Vor allem die Werbung hat ein Auge auf die weltweit beachtete Gruppe geworfen. Auf Edison Pena soll ein Sportausrüstervertrag warten, der Bergmann ist jeden Tag zehn Kilometer unter Tage gelaufen. Oder Schichtleiter Luis Urzua: Wer es schafft, eine Gruppe unter solchen Bedingungen zusammenzuschweißen, ist ein gefragter Kandidat für Motivationstrainings großer Konzerne. Auch der Bolivianer Carlos Mamani, der einzige Ausländer unter den 33, ist in seinem Heimatland schon ein Superstar. Die Familie war zu Gast im Palast von Staatspräsident Evo Morales. Kein Tag verging in dem bettelarmen Land, ohne dass die nationalen Medien ausführlich über das Schicksal Mamanis berichteten.

 Der Ort der Rettung im Live-Stream

Doch wirklich interessant ist die Gruppe vor allem als Einheit. "Los 33" ist zu einem geflügelten Wort in Chile geworden. In der Hauptstadt Santiago haben findige Geschäftsleute bereits T-Shirts mit diesem Ausdruck anfertigen lassen. Geschützt hat diesen Ausdruck bislang noch niemand.

Eine Plattenfirma aus Mexiko soll aber angefragt haben, ob die Männer nicht einen Song unter dem Namen "Los 33" aufnehmen wollen. Der Fußball-Club Real Madrid will die Helden in seinem Stadion präsentieren. Es wird nicht die einzige Ehrung sein, die auf die Männer wartet.

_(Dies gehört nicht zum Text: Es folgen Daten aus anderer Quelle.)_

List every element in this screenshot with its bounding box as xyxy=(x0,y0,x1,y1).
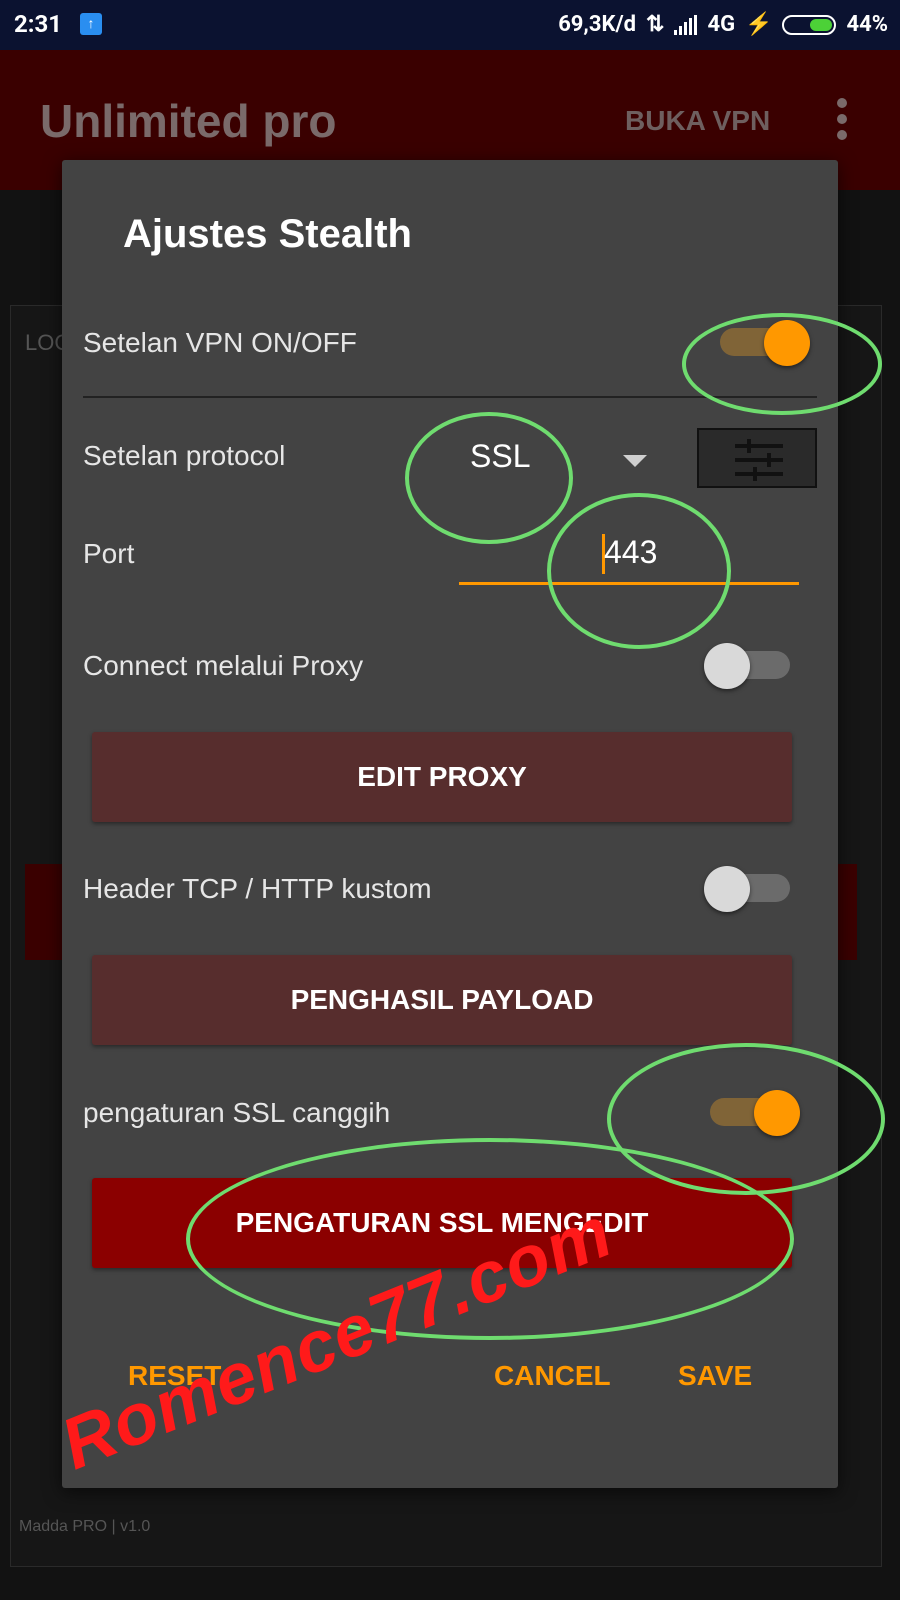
dropdown-arrow-icon[interactable] xyxy=(623,455,647,467)
upload-notification-icon: ↑ xyxy=(80,13,102,35)
proxy-toggle-switch[interactable] xyxy=(702,643,802,689)
battery-percent: 44% xyxy=(846,12,888,37)
switch-thumb xyxy=(704,866,750,912)
vpn-toggle-switch[interactable] xyxy=(712,320,812,366)
tune-icon xyxy=(735,439,783,481)
battery-icon xyxy=(782,14,837,35)
protocol-label: Setelan protocol xyxy=(83,440,286,471)
edit-proxy-button[interactable]: EDIT PROXY xyxy=(92,732,792,822)
network-speed: 69,3K/d xyxy=(558,12,637,37)
proxy-toggle-label: Connect melalui Proxy xyxy=(83,650,364,681)
status-bar: 2:31 ↑ 69,3K/d ⇅ 4G ⚡ 44% xyxy=(0,0,900,50)
dialog-title: Ajustes Stealth xyxy=(123,212,412,256)
protocol-select[interactable]: SSL xyxy=(470,438,530,475)
version-footer: Madda PRO | v1.0 xyxy=(19,1518,151,1535)
status-right: 69,3K/d ⇅ 4G ⚡ 44% xyxy=(558,12,888,37)
switch-thumb xyxy=(764,320,810,366)
vpn-toggle-label: Setelan VPN ON/OFF xyxy=(83,327,357,358)
protocol-settings-button[interactable] xyxy=(697,428,817,488)
status-time: 2:31 xyxy=(14,10,63,38)
save-button[interactable]: SAVE xyxy=(678,1360,752,1392)
switch-thumb xyxy=(704,643,750,689)
ssl-toggle-switch[interactable] xyxy=(702,1090,802,1136)
port-label: Port xyxy=(83,538,135,569)
ssl-toggle-label: pengaturan SSL canggih xyxy=(83,1097,391,1128)
header-toggle-switch[interactable] xyxy=(702,866,802,912)
network-type: 4G xyxy=(707,12,736,37)
charging-icon: ⚡ xyxy=(745,12,773,37)
open-vpn-button[interactable]: BUKA VPN xyxy=(625,105,770,137)
port-input[interactable]: 443 xyxy=(459,522,799,585)
more-vert-icon[interactable] xyxy=(836,98,848,142)
payload-generator-button[interactable]: PENGHASIL PAYLOAD xyxy=(92,955,792,1045)
port-value: 443 xyxy=(604,534,658,570)
switch-thumb xyxy=(754,1090,800,1136)
data-transfer-icon: ⇅ xyxy=(646,12,665,37)
header-toggle-label: Header TCP / HTTP kustom xyxy=(83,873,432,904)
cancel-button[interactable]: CANCEL xyxy=(494,1360,611,1392)
divider xyxy=(83,396,817,398)
signal-icon xyxy=(674,14,698,35)
app-title: Unlimited pro xyxy=(40,95,337,147)
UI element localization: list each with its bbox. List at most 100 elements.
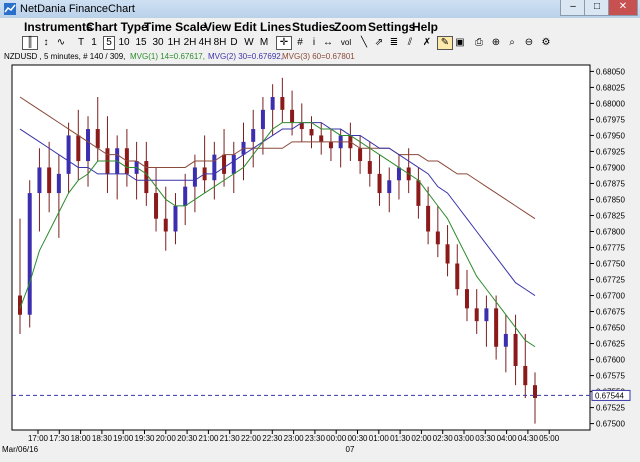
candle-body xyxy=(416,180,421,206)
menu-instruments[interactable]: Instruments xyxy=(24,20,93,34)
trend-icon[interactable]: ⇗ xyxy=(373,36,385,50)
timeframe-4h[interactable]: 4H xyxy=(198,36,212,50)
plot-area xyxy=(11,64,591,431)
zoom-out-icon[interactable]: ⊖ xyxy=(523,36,535,50)
y-tick-label: 0.67525 xyxy=(596,404,625,413)
y-tick-label: 0.67500 xyxy=(596,420,625,429)
volume-icon[interactable]: vol xyxy=(338,36,354,50)
candle-body xyxy=(523,365,528,386)
x-tick-label: 21:00 xyxy=(198,434,219,443)
menu-lines[interactable]: Lines xyxy=(260,20,291,34)
timeframe-30[interactable]: 30 xyxy=(151,36,165,50)
candle-body xyxy=(183,186,188,206)
x-tick-label: 00:00 xyxy=(326,434,347,443)
menu-help[interactable]: Help xyxy=(412,20,438,34)
mvg3-label: MVG(3) 60=0.67801 xyxy=(282,52,355,61)
x-tick-label: 01:30 xyxy=(390,434,411,443)
menu-chart-type[interactable]: Chart Type xyxy=(86,20,148,34)
candle-body xyxy=(494,308,499,347)
candle-body xyxy=(377,173,382,194)
candle-body xyxy=(474,308,479,322)
menu-time-scale[interactable]: Time Scale xyxy=(144,20,206,34)
timeframe-15[interactable]: 15 xyxy=(134,36,148,50)
magnifier-icon[interactable]: ⌕ xyxy=(506,36,518,50)
candle-body xyxy=(513,333,518,366)
timeframe-5[interactable]: 5 xyxy=(103,36,115,50)
candle-body xyxy=(86,129,91,162)
menu-edit[interactable]: Edit xyxy=(234,20,257,34)
zoom-in-icon[interactable]: ⊕ xyxy=(490,36,502,50)
menu-studies[interactable]: Studies xyxy=(292,20,335,34)
timeframe-1h[interactable]: 1H xyxy=(167,36,181,50)
fib-icon[interactable]: ≣ xyxy=(388,36,400,50)
close-button[interactable]: ✕ xyxy=(608,0,638,16)
price-chart[interactable]: 0.68050 0.68025 0.68000 0.67975 0.67950 0.679… xyxy=(0,63,640,459)
candle-body xyxy=(66,135,71,174)
zoom-fit-icon[interactable]: ↔ xyxy=(321,36,335,50)
y-tick-label: 0.67975 xyxy=(596,115,625,124)
pencil-icon[interactable]: ✎ xyxy=(437,36,453,50)
candle-body xyxy=(270,97,275,110)
print-icon[interactable]: ⎙ xyxy=(473,36,485,50)
x-tick-label: 17:00 xyxy=(28,434,49,443)
last-price-label: 0.67544 xyxy=(595,391,624,400)
y-tick-label: 0.67800 xyxy=(596,227,625,236)
candle-body xyxy=(260,109,265,130)
timeframe-t[interactable]: T xyxy=(76,36,86,50)
channel-icon[interactable]: ⫽ xyxy=(403,36,417,50)
timeframe-d[interactable]: D xyxy=(229,36,239,50)
bar-chart-icon[interactable]: ║ xyxy=(22,36,38,50)
candle-body xyxy=(464,289,469,309)
timeframe-1[interactable]: 1 xyxy=(89,36,99,50)
y-tick-label: 0.67925 xyxy=(596,147,625,156)
x-tick-label: 22:00 xyxy=(241,434,262,443)
y-tick-label: 0.67825 xyxy=(596,211,625,220)
eraser-icon[interactable]: ▣ xyxy=(454,36,466,50)
candle-body xyxy=(426,205,431,232)
timeframe-8h[interactable]: 8H xyxy=(213,36,227,50)
timeframe-10[interactable]: 10 xyxy=(117,36,131,50)
timeframe-w[interactable]: W xyxy=(243,36,255,50)
menu-view[interactable]: View xyxy=(204,20,231,34)
candle-body xyxy=(47,167,52,194)
line-draw-icon[interactable]: ╲ xyxy=(358,36,370,50)
indicator-legend: NZDUSD , 5 minutes, # 140 / 309, MVG(1) … xyxy=(0,51,640,63)
x-tick-label: 22:30 xyxy=(262,434,283,443)
y-tick-label: 0.67850 xyxy=(596,195,625,204)
x-tick-label: 02:30 xyxy=(433,434,454,443)
candle-body xyxy=(455,263,460,290)
candle-body xyxy=(280,97,285,110)
y-tick-label: 0.67950 xyxy=(596,131,625,140)
timeframe-2h[interactable]: 2H xyxy=(183,36,197,50)
y-tick-label: 0.67900 xyxy=(596,163,625,172)
chart-area[interactable]: 0.68050 0.68025 0.68000 0.67975 0.67950 0.679… xyxy=(0,63,640,459)
app-icon xyxy=(4,3,16,15)
candle-chart-icon[interactable]: ↕ xyxy=(40,36,52,50)
candle-body xyxy=(222,154,227,174)
mvg1-label: MVG(1) 14=0.67617, xyxy=(130,52,205,61)
crosshair-icon[interactable]: ✛ xyxy=(276,36,292,50)
info-icon[interactable]: i xyxy=(309,36,319,50)
menu-settings[interactable]: Settings xyxy=(368,20,415,34)
line-chart-icon[interactable]: ∿ xyxy=(55,36,67,50)
y-tick-label: 0.67650 xyxy=(596,324,625,333)
cross-out-icon[interactable]: ✗ xyxy=(421,36,433,50)
maximize-button[interactable]: □ xyxy=(584,0,610,16)
timeframe-m[interactable]: M xyxy=(258,36,270,50)
candle-body xyxy=(396,167,401,181)
x-tick-label: 23:00 xyxy=(284,434,305,443)
minimize-button[interactable]: – xyxy=(560,0,586,16)
candle-body xyxy=(309,129,314,136)
candle-body xyxy=(76,135,81,162)
x-tick-label: 03:30 xyxy=(475,434,496,443)
settings-icon[interactable]: ⚙ xyxy=(540,36,552,50)
x-tick-label: 20:30 xyxy=(177,434,198,443)
grid-icon[interactable]: # xyxy=(294,36,306,50)
candle-body xyxy=(56,173,61,194)
x-tick-label: 18:30 xyxy=(92,434,113,443)
y-tick-label: 0.67725 xyxy=(596,276,625,285)
x-tick-label: 05:00 xyxy=(539,434,560,443)
mvg2-label: MVG(2) 30=0.67692, xyxy=(208,52,283,61)
menu-zoom[interactable]: Zoom xyxy=(334,20,367,34)
candle-body xyxy=(95,129,100,149)
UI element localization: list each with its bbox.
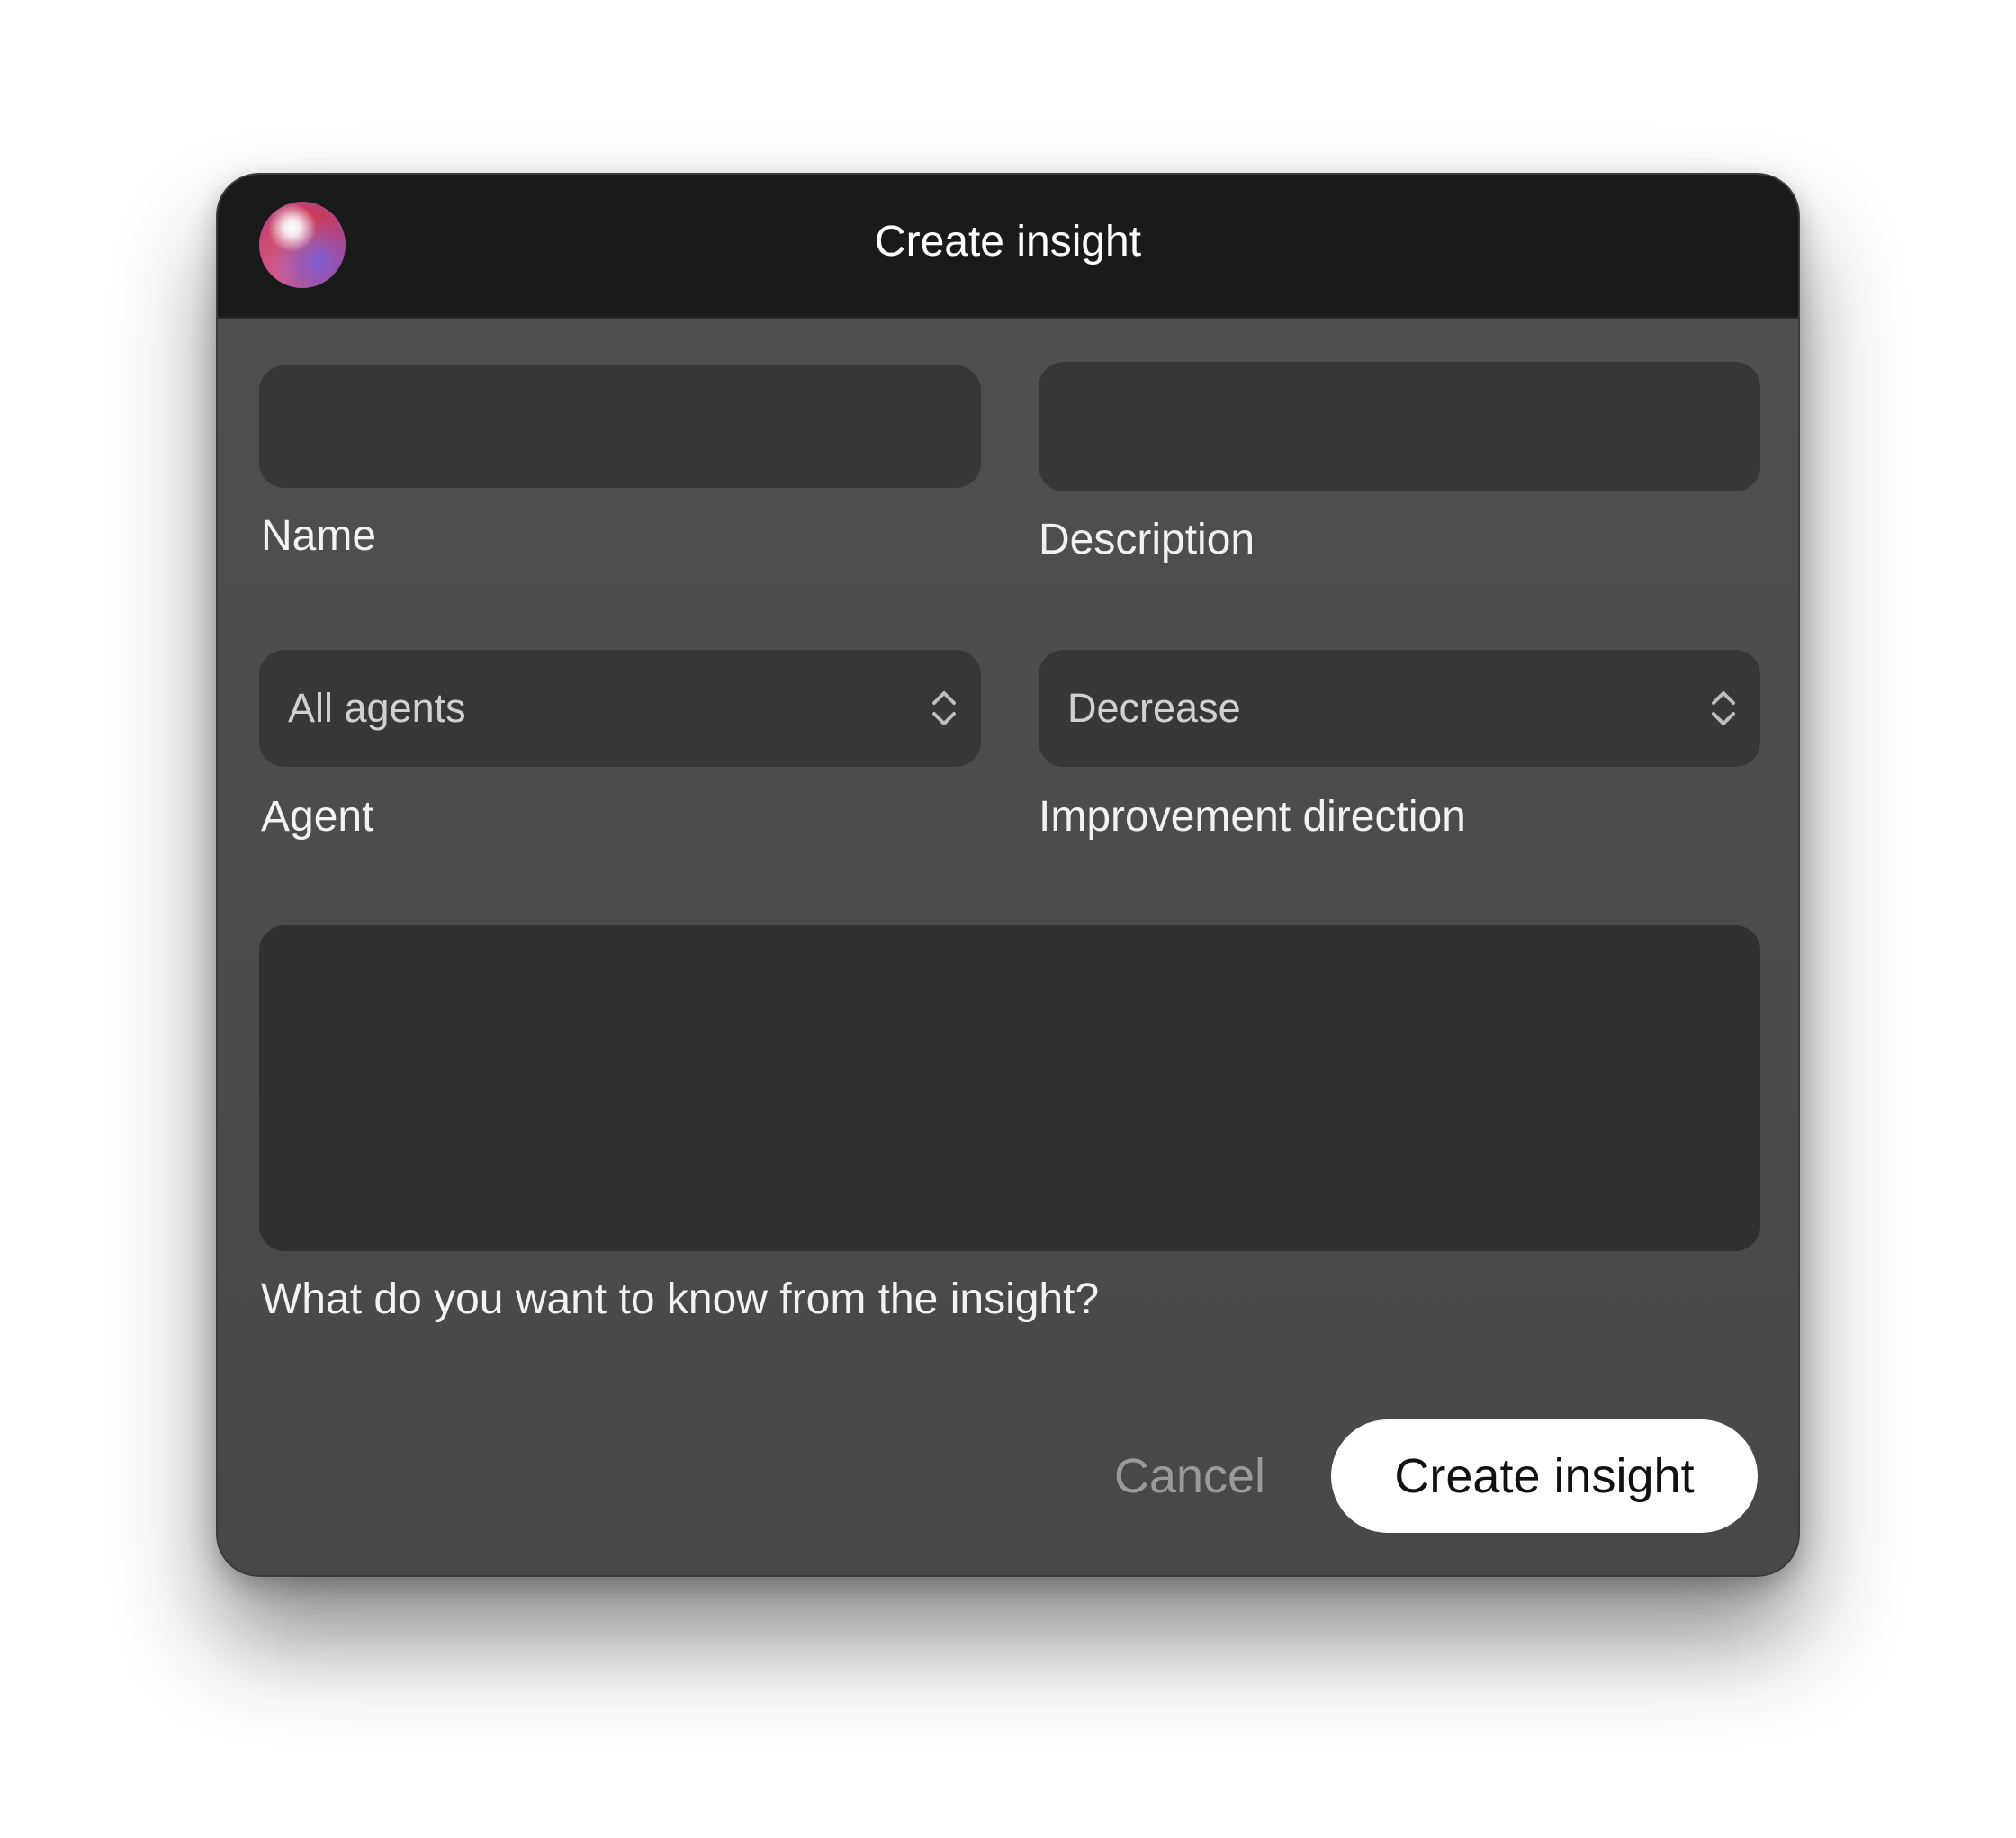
- insight-question-textarea[interactable]: [259, 925, 1760, 1251]
- agent-select[interactable]: All agents: [259, 650, 981, 767]
- cancel-button[interactable]: Cancel: [1091, 1419, 1289, 1533]
- agent-label: Agent: [261, 793, 374, 841]
- create-insight-button[interactable]: Create insight: [1331, 1419, 1758, 1533]
- create-insight-dialog: Create insight Name Description All agen…: [216, 173, 1800, 1577]
- chevron-up-down-icon: [932, 691, 956, 725]
- name-label: Name: [261, 512, 377, 560]
- improvement-direction-value: Decrease: [1067, 685, 1241, 731]
- improvement-direction-select[interactable]: Decrease: [1039, 650, 1760, 767]
- name-input[interactable]: [259, 365, 981, 488]
- insight-question-label: What do you want to know from the insigh…: [261, 1275, 1100, 1323]
- description-label: Description: [1039, 516, 1256, 563]
- chevron-up-down-icon: [1712, 691, 1735, 725]
- dialog-title: Create insight: [874, 218, 1142, 266]
- title-bar: Create insight: [218, 175, 1798, 319]
- description-input[interactable]: [1039, 362, 1760, 491]
- improvement-direction-label: Improvement direction: [1039, 793, 1466, 841]
- agent-select-value: All agents: [288, 685, 466, 731]
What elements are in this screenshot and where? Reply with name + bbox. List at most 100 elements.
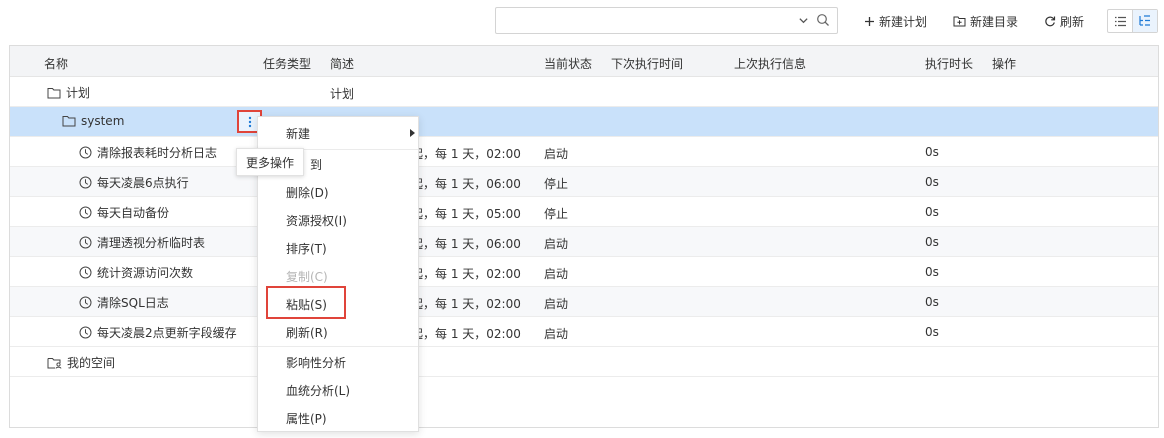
table-row[interactable]: 统计资源访问次数 起，每 1 天，02:00 启动 0s [10,257,1158,287]
search-icon[interactable] [816,13,830,27]
new-folder-label: 新建目录 [970,14,1019,29]
menu-item-refresh[interactable]: 刷新(R) [258,318,418,346]
chevron-down-icon[interactable] [798,15,809,26]
header-task-type[interactable]: 任务类型 [263,55,311,72]
row-description: 计划 [330,87,355,101]
header-next-run[interactable]: 下次执行时间 [611,55,683,72]
more-vertical-icon [248,116,251,127]
menu-item-impact-analysis[interactable]: 影响性分析 [258,348,418,376]
tooltip-label: 更多操作 [245,155,294,170]
menu-item-lineage-analysis[interactable]: 血统分析(L) [258,376,418,404]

Doch nicht nur das Leben der 33 Kumpel und ihrer Familien hat sich verändert, auch das politische Klima im Land, ja sogar in der Region ist anders geworden. Deutlich wird das an einem bestimmten Bild des Tages: Boliviens Staatspräsident Evo Morales dankt seinem chilenischen Amtskollegen Sebastian Piñera für die geleistete Arbeit: "Danke, im Namen des bolivianischen Volkes", sagt der sichtlich bewegte Morales, als er seinen Landsmann Mamani in der Freiheit begrüßt. "Ich weiß nicht, wie wir das je zurückzahlen können." Es ist die Zeit für große Gesten. Der Sozialist Morales dankt dem Milliardär Piñera. Für den sonst in Lateinamerika üblichen Klassenkampf zwischen links und rechtsregierten Ländern ist an diesem Tag keine Zeit.

Das "Drama von San José" hat in Chile bereits Spuren hinterlassen. Die Menschen im Land rücken enger zusammen, zumindest für ein paar Tage werden die Gräben in dem zerrissenen Land überwunden. In Copiapo stürmten die Menschen auf die Straßen, als die ersten Bergleute gerettet waren. Auf dem Marktplatz standen sie zusammen: Reiche, Arme, Weiße, Indios, alle zitterten sie gemeinsam, als das Wunder von Copiapo seinen Lauf nahm.